Do you know why most of the writers don’t succeed?
It is not because they are not good writers or because they can’t find time to write or they don’t put enough effort in their vocation.
Most writers don’t succeed because they refuse to see themselves as entrepreneurs.
Their thought process goes like this: I am a writer, I just want to write. I do not want to learn marketing, build an email listing, or deal with the publishers.
So they keep writing and hoping that one day a publisher will like their work and will give them the break. Their book will be published, it will become an overnight bestseller and they will be rewarded with the name and fame they so much deserve and soon royalties will start flowing.
I can almost guarantee you that it is not going to happen.
Writing is such a laborious, challenging, unrewarding activity that you will not be able to sustain it without some kind of payoff whether it is in the form of money or just recognition. The sooner you accept that sooner you will be able to establish yourself in this booming industry in the proper way.
Only then you will be able to wholeheartedly commit to your passion. And the way to ensure that you do get paid for your efforts is to become an author entrepreneur.
Why you may ask?
Here are five reasons:
- There is too much competition
- The conventional publishing industry is dead.
- People’s reading habits are changing
- The self-publishing industry is booming
- Entrepreneurship is not as hard as it sounds
There is too much competition.
Conventional publishers are flooded with manuscripts. There is little chance a publisher will get to read your manuscript and publish it over established writers who are also churning out new books regularly.
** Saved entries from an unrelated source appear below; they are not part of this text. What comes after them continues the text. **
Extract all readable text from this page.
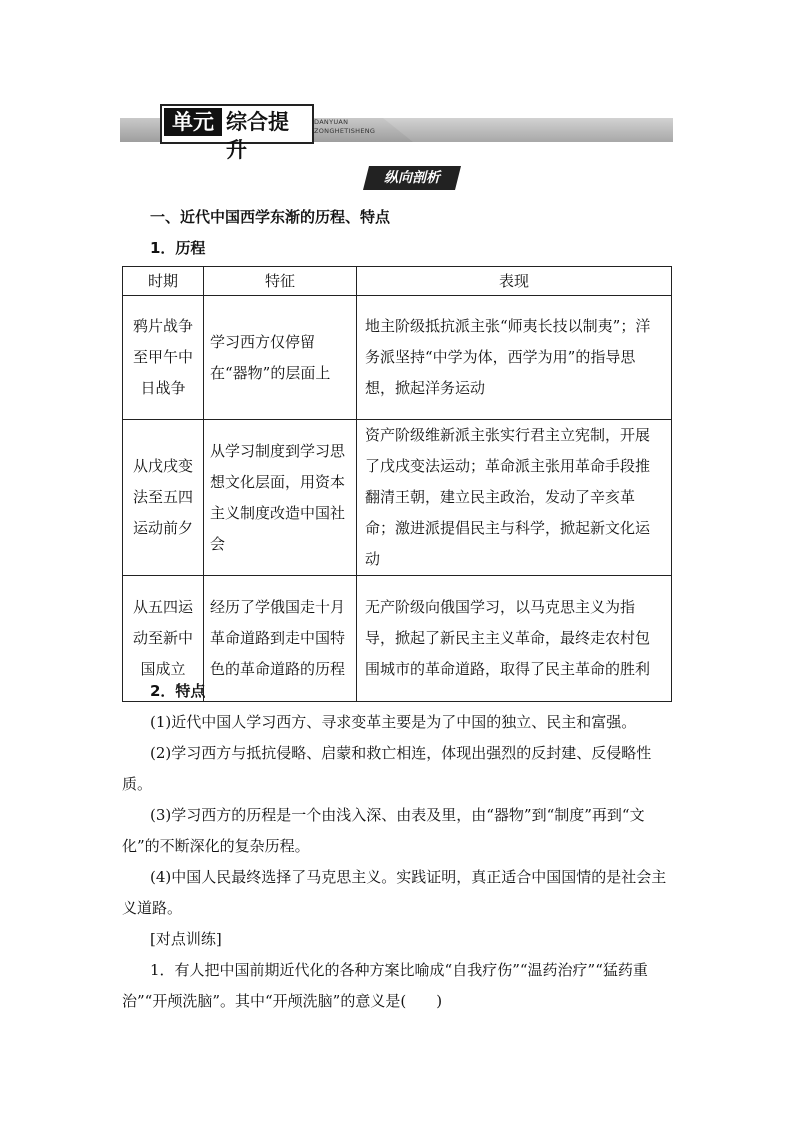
单元 综合提升
DANYUAN
ZONGHETISHENG
纵向剖析
一、近代中国西学东渐的历程、特点
1．历程
时期	特征	表现
鸦片战争至甲午中日战争	学习西方仅停留在“器物”的层面上	地主阶级抵抗派主张“师夷长技以制夷”；洋务派坚持“中学为体，西学为用”的指导思想，掀起洋务运动
从戊戌变法至五四运动前夕	从学习制度到学习思想文化层面，用资本主义制度改造中国社会	资产阶级维新派主张实行君主立宪制，开展了戊戌变法运动；革命派主张用革命手段推翻清王朝，建立民主政治，发动了辛亥革命；激进派提倡民主与科学，掀起新文化运动
从五四运动至新中国成立	经历了学俄国走十月革命道路到走中国特色的革命道路的历程	无产阶级向俄国学习，以马克思主义为指导，掀起了新民主主义革命，最终走农村包围城市的革命道路，取得了民主革命的胜利
2．特点
(1)近代中国人学习西方、寻求变革主要是为了中国的独立、民主和富强。
(2)学习西方与抵抗侵略、启蒙和救亡相连，体现出强烈的反封建、反侵略性质。
(3)学习西方的历程是一个由浅入深、由表及里，由“器物”到“制度”再到“文化”的不断深化的复杂历程。
(4)中国人民最终选择了马克思主义。实践证明，真正适合中国国情的是社会主义道路。
[对点训练]
1．有人把中国前期近代化的各种方案比喻成“自我疗伤”“温药治疗”“猛药重治”“开颅洗脑”。其中“开颅洗脑”的意义是(　　)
The conventional publishing industry is dead.
The conventional publishing industry was dying a slow death and COVID 19 pandemic has hastened this process. Perspective Publishing reported in March this year that in Italy 18,600 fewer titles will be published, 39 million books will not be printed at all and 25,000 titles will not be translated. Many publishers are concerned about whether they will be able to survive the COVID 19 crisis. If this is replicated in every country then the publishing industry will be badly hit.
People’s reading habits are changing.
More and more people are moving to eBooks and audiobooks. The sale of eBooks and audiobooks has dramatically increased since the lockdowns started in March. This unexpected event has brought a behavior shift in the reading habits of people which is expected to stick.
The self-publishing industry is booming.
It is the way of the future. It is also the way to get properly rewarded for your effort. Typically, a new author gets paid $5000 advance for their first book if a publisher likes it and is willing to print 5000 copies. The publisher will not print any more copies until all previously printed copies are sold and he has recovered his money. Then only he will print the second batch. Typically the royalties even for the established writers range from 10% to 15% of the retail price of the book.
You can earn the initial deposit by selling just 500 books at $10 each by self-publishing. That too without printing a single copy.
Wouldn’t it make sense to become an entrepreneur and publish your own work?
Entrepreneurship is not as hard as it sounds.
Howard Stevenson, a long time professor at Harvard Business School, recounts the story of a senior faculty member describing the field of entrepreneurship to a young person: “You peel it back layer by layer,” the faculty member said, “and when you get to the center, there is nothing there, but you are crying.”
In other words, there is nothing much to be an entrepreneur and yet so many people are so scared of being one.
In the writing world, an entrepreneur is a writer who makes income from her writing. To be able to do that she needs a platform to establish herself. A platform is literary her ‘stand’. It is her ‘genre’, her ‘viewpoint’, her ‘take,’ all blended into one. Her platform is also her ‘shopfront’ from where her readers can access her work.
And she needs to do that much before she has published anything. Developing skills to write the quality of stuff that people pay to read can take many years, so does develop the skill to promote your work.
Joanna Penn is a successful writer-entrepreneur earning a six-figure income from her writing. You may not have read her books or may not have heard her name but she is the shining example of how the twenty-first-century writers can establish themselves as writer-entrepreneur.
Joanna says, “the author business model is a marathon, not a sprint.” She started writing in 2006. It took her five years to develop her writing skills. In 2011 she left her job to become a full-time writer. It took her another four years to start making six-figures income. Today she is generating income from 25+ books, a blog, a podcast and a number of other sources. Click here for her author timeline from the first book to multi-six-figure income.
What one thing can you do today?
Have a look at the sites of writers of your genre and find out how they have set up their platforms. Joanna Penn, Jeff Goings, James Altucher, Shuanta Grimes, Danielle Trussoni, have all set themselves up as a business and have a platform to stay in touch with their readers and generate interest in their books.
Then start working on building your own platform.